Solar powered around the world

Solar Impulse pilot Betrand Piccard explains more about his vision for a cleaner world.

It’s a generational legacy that has made some people wonder about the existence of an exploration gene, but the Piccards of Switzerland attribute their insatiable quest for adventure to ‘curiosity-based education, a drive to understand how the world works, respect for nature, and confidence in technological solutions for improving human beings’ quality of life’.

Following in the footsteps of his forefathers who focused their explorations on the stratosphere and the ocean depths, Bertrand Piccard says, ‘What we need is to have more pioneers in the world, more people who take challenges, even if they’re difficult, and who use perseverance, teamwork, passion and innovation to make a better world.’

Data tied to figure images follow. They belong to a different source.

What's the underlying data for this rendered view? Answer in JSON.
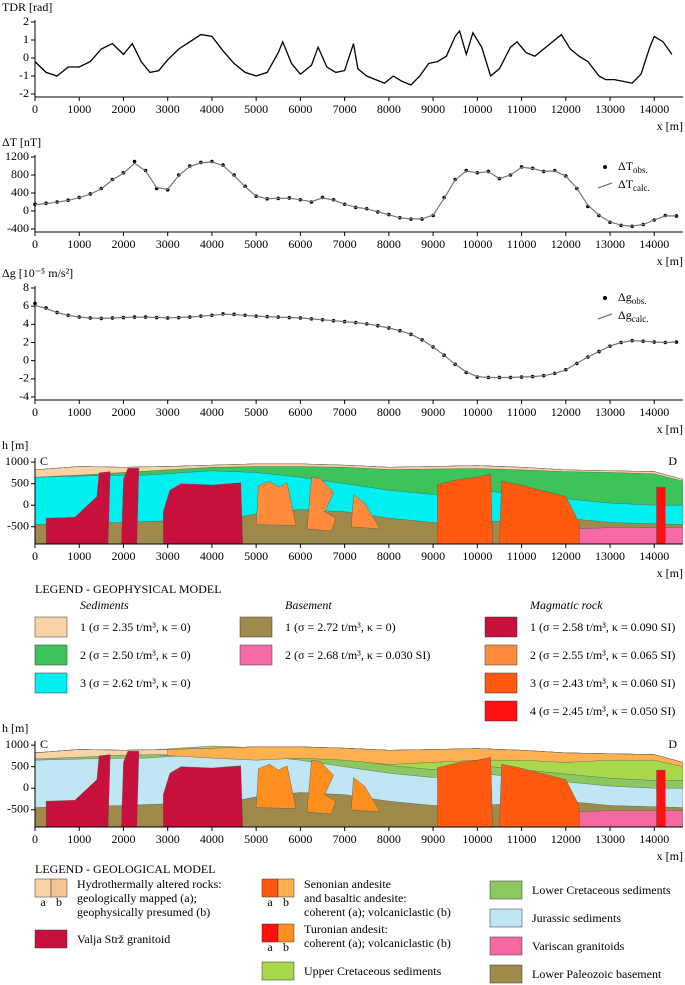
{
  "chart_data": [
    {
      "type": "line",
      "y_label": "TDR [rad]",
      "x_label": "x [m]",
      "color": "#000000",
      "x": [
        0,
        250,
        500,
        750,
        1000,
        1250,
        1500,
        1750,
        2000,
        2200,
        2400,
        2600,
        2800,
        3000,
        3250,
        3500,
        3750,
        4000,
        4250,
        4500,
        4750,
        5000,
        5250,
        5500,
        5600,
        5800,
        6000,
        6250,
        6400,
        6600,
        6800,
        7000,
        7200,
        7300,
        7500,
        7700,
        7900,
        8100,
        8300,
        8500,
        8700,
        8900,
        9100,
        9300,
        9500,
        9600,
        9750,
        9900,
        10100,
        10300,
        10500,
        10750,
        10900,
        11100,
        11300,
        11500,
        11750,
        11900,
        12100,
        12300,
        12500,
        12750,
        12900,
        13100,
        13300,
        13500,
        13700,
        13900,
        14000,
        14200,
        14400
      ],
      "values": [
        -0.2,
        -0.8,
        -1.0,
        -0.5,
        -0.5,
        -0.2,
        0.5,
        0.8,
        0.2,
        0.8,
        -0.2,
        -0.8,
        -0.7,
        -0.1,
        0.5,
        0.9,
        1.3,
        1.2,
        0.4,
        -0.3,
        -0.8,
        -1.0,
        -0.8,
        0.3,
        0.9,
        -0.3,
        -0.9,
        -0.4,
        0.6,
        -0.5,
        -0.8,
        -0.7,
        0.8,
        -0.6,
        -1.0,
        -1.2,
        -1.4,
        -1.0,
        -1.3,
        -1.5,
        -1.0,
        -0.3,
        -0.2,
        0.1,
        1.2,
        1.5,
        0.2,
        1.4,
        0.6,
        -1.0,
        -0.6,
        0.6,
        0.9,
        0.3,
        0.1,
        0.5,
        1.0,
        1.3,
        0.5,
        0.1,
        -0.2,
        -1.0,
        -1.2,
        -1.2,
        -1.3,
        -1.4,
        -0.9,
        0.6,
        1.2,
        0.9,
        0.2
      ],
      "xlim": [
        0,
        14650
      ],
      "xticks": [
        0,
        1000,
        2000,
        3000,
        4000,
        5000,
        6000,
        7000,
        8000,
        9000,
        10000,
        11000,
        12000,
        13000,
        14000
      ],
      "ylim": [
        -2,
        2
      ],
      "yticks": [
        -2,
        -1,
        0,
        1,
        2
      ]
    },
    {
      "type": "line",
      "y_label": "ΔT [nT]",
      "x_label": "x [m]",
      "legend": "right",
      "x": [
        0,
        250,
        500,
        750,
        1000,
        1250,
        1500,
        1750,
        2000,
        2250,
        2500,
        2750,
        3000,
        3250,
        3500,
        3750,
        4000,
        4250,
        4500,
        4750,
        5000,
        5250,
        5500,
        5750,
        6000,
        6250,
        6500,
        6750,
        7000,
        7250,
        7500,
        7750,
        8000,
        8250,
        8500,
        8750,
        9000,
        9250,
        9500,
        9750,
        10000,
        10250,
        10500,
        10750,
        11000,
        11250,
        11500,
        11750,
        12000,
        12250,
        12500,
        12750,
        13000,
        13250,
        13500,
        13750,
        14000,
        14250,
        14500
      ],
      "series": [
        {
          "name": "ΔT",
          "name_sub": "obs.",
          "marker": "dot",
          "color": "#000000",
          "values": [
            150,
            170,
            200,
            240,
            300,
            380,
            500,
            700,
            850,
            1100,
            900,
            500,
            470,
            800,
            1000,
            1080,
            1100,
            1020,
            800,
            550,
            330,
            270,
            280,
            290,
            250,
            200,
            300,
            250,
            150,
            80,
            50,
            -20,
            -80,
            -150,
            -180,
            -180,
            -100,
            300,
            700,
            900,
            850,
            880,
            720,
            800,
            980,
            950,
            880,
            900,
            780,
            500,
            100,
            -100,
            -250,
            -320,
            -340,
            -300,
            -200,
            -100,
            -110
          ]
        },
        {
          "name": "ΔT",
          "name_sub": "calc.",
          "marker": "line",
          "color": "#777777",
          "values": [
            140,
            165,
            195,
            235,
            295,
            375,
            490,
            690,
            840,
            1060,
            890,
            520,
            480,
            790,
            990,
            1070,
            1090,
            1010,
            790,
            540,
            330,
            275,
            280,
            285,
            250,
            210,
            290,
            245,
            150,
            85,
            50,
            -20,
            -85,
            -150,
            -175,
            -175,
            -90,
            280,
            690,
            890,
            850,
            870,
            720,
            800,
            970,
            945,
            880,
            890,
            775,
            510,
            130,
            -90,
            -245,
            -315,
            -335,
            -300,
            -200,
            -110,
            -110
          ]
        }
      ],
      "xlim": [
        0,
        14650
      ],
      "xticks": [
        0,
        1000,
        2000,
        3000,
        4000,
        5000,
        6000,
        7000,
        8000,
        9000,
        10000,
        11000,
        12000,
        13000,
        14000
      ],
      "ylim": [
        -400,
        1200
      ],
      "yticks": [
        -400,
        0,
        400,
        800,
        1200
      ]
    },
    {
      "type": "line",
      "y_label": "Δg [10⁻⁵ m/s²]",
      "x_label": "x [m]",
      "legend": "right",
      "x": [
        0,
        250,
        500,
        750,
        1000,
        1250,
        1500,
        1750,
        2000,
        2250,
        2500,
        2750,
        3000,
        3250,
        3500,
        3750,
        4000,
        4250,
        4500,
        4750,
        5000,
        5250,
        5500,
        5750,
        6000,
        6250,
        6500,
        6750,
        7000,
        7250,
        7500,
        7750,
        8000,
        8250,
        8500,
        8750,
        9000,
        9250,
        9500,
        9750,
        10000,
        10250,
        10500,
        10750,
        11000,
        11250,
        11500,
        11750,
        12000,
        12250,
        12500,
        12750,
        13000,
        13250,
        13500,
        13750,
        14000,
        14250,
        14500
      ],
      "series": [
        {
          "name": "Δg",
          "name_sub": "obs.",
          "marker": "dot",
          "color": "#000000",
          "values": [
            6.3,
            5.8,
            5.3,
            5.0,
            4.8,
            4.7,
            4.65,
            4.7,
            4.75,
            4.8,
            4.8,
            4.75,
            4.7,
            4.75,
            4.8,
            4.9,
            5.0,
            5.15,
            5.1,
            5.0,
            4.9,
            4.85,
            4.8,
            4.75,
            4.7,
            4.6,
            4.5,
            4.4,
            4.3,
            4.2,
            4.05,
            3.85,
            3.6,
            3.3,
            2.9,
            2.3,
            1.5,
            0.6,
            -0.4,
            -1.3,
            -1.8,
            -1.85,
            -1.85,
            -1.85,
            -1.8,
            -1.75,
            -1.65,
            -1.4,
            -1.0,
            -0.3,
            0.4,
            1.0,
            1.6,
            2.0,
            2.2,
            2.15,
            2.05,
            2.0,
            2.05
          ]
        },
        {
          "name": "Δg",
          "name_sub": "calc.",
          "marker": "line",
          "color": "#777777",
          "values": [
            6.1,
            5.75,
            5.3,
            5.0,
            4.8,
            4.7,
            4.65,
            4.7,
            4.75,
            4.78,
            4.78,
            4.75,
            4.72,
            4.75,
            4.8,
            4.9,
            5.0,
            5.1,
            5.08,
            5.0,
            4.9,
            4.85,
            4.8,
            4.75,
            4.7,
            4.6,
            4.5,
            4.4,
            4.3,
            4.2,
            4.05,
            3.85,
            3.6,
            3.3,
            2.9,
            2.3,
            1.5,
            0.6,
            -0.4,
            -1.25,
            -1.75,
            -1.85,
            -1.85,
            -1.85,
            -1.8,
            -1.75,
            -1.65,
            -1.4,
            -1.0,
            -0.3,
            0.4,
            1.0,
            1.6,
            2.0,
            2.2,
            2.15,
            2.05,
            2.0,
            2.05
          ]
        }
      ],
      "xlim": [
        0,
        14650
      ],
      "xticks": [
        0,
        1000,
        2000,
        3000,
        4000,
        5000,
        6000,
        7000,
        8000,
        9000,
        10000,
        11000,
        12000,
        13000,
        14000
      ],
      "ylim": [
        -4,
        8
      ],
      "yticks": [
        -4,
        -2,
        0,
        2,
        4,
        6,
        8
      ]
    },
    {
      "type": "section",
      "y_label": "h [m]",
      "x_label": "x [m]",
      "labels": [
        "C",
        "D"
      ],
      "xlim": [
        0,
        14650
      ],
      "xticks": [
        0,
        1000,
        2000,
        3000,
        4000,
        5000,
        6000,
        7000,
        8000,
        9000,
        10000,
        11000,
        12000,
        13000,
        14000
      ],
      "ylim": [
        -900,
        1050
      ],
      "yticks": [
        -500,
        0,
        500,
        1000
      ],
      "legend": {
        "title": "LEGEND - GEOPHYSICAL MODEL",
        "groups": [
          {
            "heading": "Sediments",
            "items": [
              {
                "label": "1 (σ = 2.35 t/m³, κ = 0)",
                "color": "#f9d3a6"
              },
              {
                "label": "2 (σ = 2.50 t/m³, κ = 0)",
                "color": "#3cc35a"
              },
              {
                "label": "3 (σ = 2.62 t/m³, κ = 0)",
                "color": "#00f0f0"
              }
            ]
          },
          {
            "heading": "Basement",
            "items": [
              {
                "label": "1 (σ = 2.72 t/m³, κ = 0)",
                "color": "#9e8a4a"
              },
              {
                "label": "2 (σ = 2.68 t/m³, κ = 0.030 SI)",
                "color": "#f76aa6"
              }
            ]
          },
          {
            "heading": "Magmatic rock",
            "items": [
              {
                "label": "1 (σ = 2.58 t/m³, κ = 0.090 SI)",
                "color": "#c8103c"
              },
              {
                "label": "2 (σ = 2.55 t/m³, κ = 0.065 SI)",
                "color": "#ff8c3c"
              },
              {
                "label": "3 (σ = 2.43 t/m³, κ = 0.060 SI)",
                "color": "#ff5a10"
              },
              {
                "label": "4 (σ = 2.45 t/m³, κ = 0.050 SI)",
                "color": "#ff1010"
              }
            ]
          }
        ]
      }
    },
    {
      "type": "section",
      "y_label": "h [m]",
      "x_label": "x [m]",
      "labels": [
        "C",
        "D"
      ],
      "xlim": [
        0,
        14650
      ],
      "xticks": [
        0,
        1000,
        2000,
        3000,
        4000,
        5000,
        6000,
        7000,
        8000,
        9000,
        10000,
        11000,
        12000,
        13000,
        14000
      ],
      "ylim": [
        -900,
        1050
      ],
      "yticks": [
        -500,
        0,
        500,
        1000
      ],
      "legend": {
        "title": "LEGEND - GEOLOGICAL MODEL",
        "columns": [
          [
            {
              "lines": [
                "Hydrothermally altered rocks:",
                "geologically mapped (a);",
                "geophysically presumed (b)"
              ],
              "colors": [
                "#f9d3a6",
                "#f3c493"
              ],
              "swatch_labels": [
                "a",
                "b"
              ]
            },
            {
              "lines": [
                "Valja Strž granitoid"
              ],
              "colors": [
                "#c8103c"
              ]
            }
          ],
          [
            {
              "lines": [
                "Senonian andesite",
                "and basaltic andesite:",
                "coherent (a); volcaniclastic (b)"
              ],
              "colors": [
                "#ff5a10",
                "#ffb050"
              ],
              "swatch_labels": [
                "a",
                "b"
              ]
            },
            {
              "lines": [
                "Turonian andesit:",
                "coherent (a); volcaniclastic (b)"
              ],
              "colors": [
                "#ff1010",
                "#ff9020"
              ],
              "swatch_labels": [
                "a",
                "b"
              ]
            },
            {
              "lines": [
                "Upper Cretaceous sediments"
              ],
              "colors": [
                "#a8d84c"
              ]
            }
          ],
          [
            {
              "lines": [
                "Lower Cretaceous sediments"
              ],
              "colors": [
                "#8cc860"
              ]
            },
            {
              "lines": [
                "Jurassic sediments"
              ],
              "colors": [
                "#bfe6f2"
              ]
            },
            {
              "lines": [
                "Variscan granitoids"
              ],
              "colors": [
                "#f26aa0"
              ]
            },
            {
              "lines": [
                "Lower Paleozoic basement"
              ],
              "colors": [
                "#9e8a4a"
              ]
            }
          ]
        ]
      }
    }
  ]
}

During the final leg of his record-breaking circumnavigation of the globe, recordings of interviews with the renowned aviator and balloonist, doctor and psychiatrist, reveal some insights into this epic adventure in Solar Impulse. ‘There is so much to tell – 13 years with the team, the engineers, fundraising, political support, hope, disappointment, frustration, elation, all the work with André…’ It’s been 17 years between the landing of the Breitling Orbiter 3, which marked the end of the first nonstop round-the-world balloon flight by Piccard, and the takeoff of the Solar Impulse.

The 600kg lithium batteries, recharged daily by 270m2 of photovoltaic cells, meant that the 1 600kg electric-solar-powered aircraft with a wingspan of 64m could continue through the night. But the resultant low speed (on average 70km/h) and high sensitivity to turbulence meant that Piccard and fellow pilot André Borschberg took turns in front of the banks of highly sophisticated controls. The inventory? Not much besides oxygen, ‘because we fly up to 28 000ft’; reserves of warm clothing; food packs; and personal photographs. ‘You can recline the seat, like a bed, but sleeping is limited to 20 minutes at a time – so you can check weather, altitude, speed and trajectory in between,’ says Piccard. And that unspoken question that he answers before it’s asked? The toilet is just below the seat.

On 26 July 2016, he and Borschberg celebrated with their supporters, their families and their team at mission control in Monaco as they notched up another first – not only for aviation, but also for energy, with the culmination of their round-the-world flight on solar power.

All to demonstrate the efficiency of new clean technologies in conserving our planet’s natural resources. And they did it from a ‘coffin-sized cockpit’ across 43 000km over a total of 23 days, breaking world records as they flew. ‘If a plane can fly a day and a night without fuel, of course the world can be much cleaner,’ says Piccard. ‘We might not all be able to fly a solar airplane, but we can use clean technologies to solve climate change and pollution issues on Earth.’

By 22 April 2016, 171 countries had signed the Paris Agreement on Climate Change, South Africa included. Just over two months later, Solar Impulse touched down in Abu Dhabi, chosen as the start and end point because of its climate, infrastructure and commitment to clean technologies.

‘My vision of the future is not a “green” vision but a “clean” vision. It will be easier to protect the environment with a broader use of modern clean technologies, than by fighting against societal trends in mobility, comfort and growth. Solar Impulse is the ambassador of this vision,’ says Piccard.